Re: (OPE-L) the specific social relations [of production] associated with value

From: Paul Zarembka (zarembka@BUFFALO.EDU)
Date: Thu Jun 03 2004 - 09:15:31 EDT


Anybody:

Has anybody on the list done or know of any work which does a careful analysis of the occasions when Marx used the term "social relations of production"?  Jerry and I use it quite differently than Howard.

Paul Z.

P.S. Howard, since Jerry is commenting on a portion of your reply to me in a manner I might have done, I'll probably await an answer to the above before continuing with "on money".  Thanks for the stimulating discussion.

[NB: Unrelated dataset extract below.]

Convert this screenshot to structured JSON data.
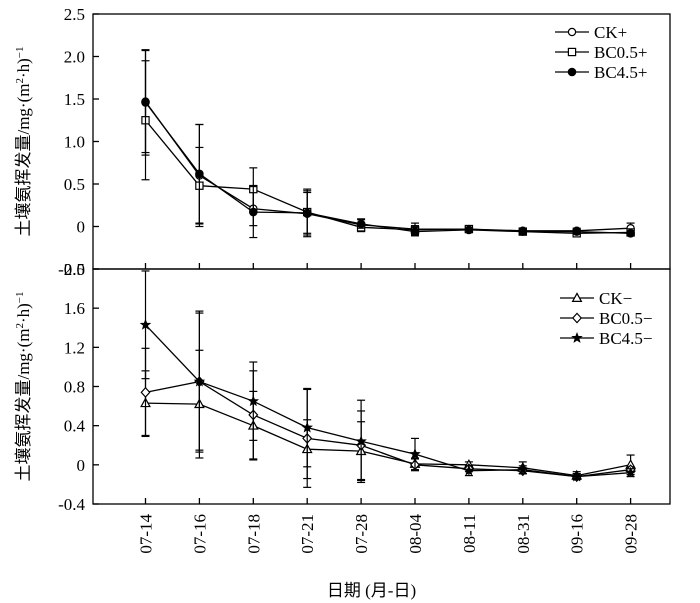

*************************************************************************
Vol.21-Neoliberalism in Crisis, Accumulation, and Rosa Luxemburg's Legacy
RESEARCH IN POLITICAL ECONOMY, Zarembka/Soederberg, eds, Elsevier Science
********************** http://ourworld.compuserve.com/homepages/PZarembka


"Gerald A. Levy" <Gerald_A_Levy@MSN.COM> said, on 06/03/04:

>Hi Howard.

>> It is the contribution of Bhaskar, and his reading of Marx, to make clear
>> that some such understanding could be applied to social relations, ie that
>> social relations can be thought of as causally potent, but non-empirical.
>> In other words, I can see the material poles that make up a social
>> relation,
>> say Joe (a husband) and Meg (a wife) and I can see it's effects, but the
>> "relation" is something that is non-empirical.  Marx said that society is
>> just an ensemble of social relations.  That means, I take it, that much
>> more
>> than class is involved.  Marriage qualifies.  Ultimately social relations
>> are effective, if they are, as a result of the actions of individuals.
>> But
>> when we refer to "separate" producers establishing the relation of value,
>> really we refer to any constellation of entity that acts autonomously in
>> bringing a product to market -- a corporation, a petty producer,  a slave
>> owner, a collective farm, etc.

>Yes, there is a social relation between Joe and Meg.  It does not
>constitute social relations _of production_, though.  One should not
>divorce (no pun intended)  the concept of value from the _specific_ social
>relations of production  associated with capitalism.  These specific
>social relations of production are associated with a specific _class_
>relation in which value and surplus value can arise.

>Simply because in Ancient Greece products were produced for exchange, were
>exchanged,  and had a utility does not mean that they had (in Marx's sense
>of the term) value.  Undoubtedly, those products had value in some _other_
>sense of the term,  but value in the Marxian tradition refers most
>fundamentally to a specific social/class relationship.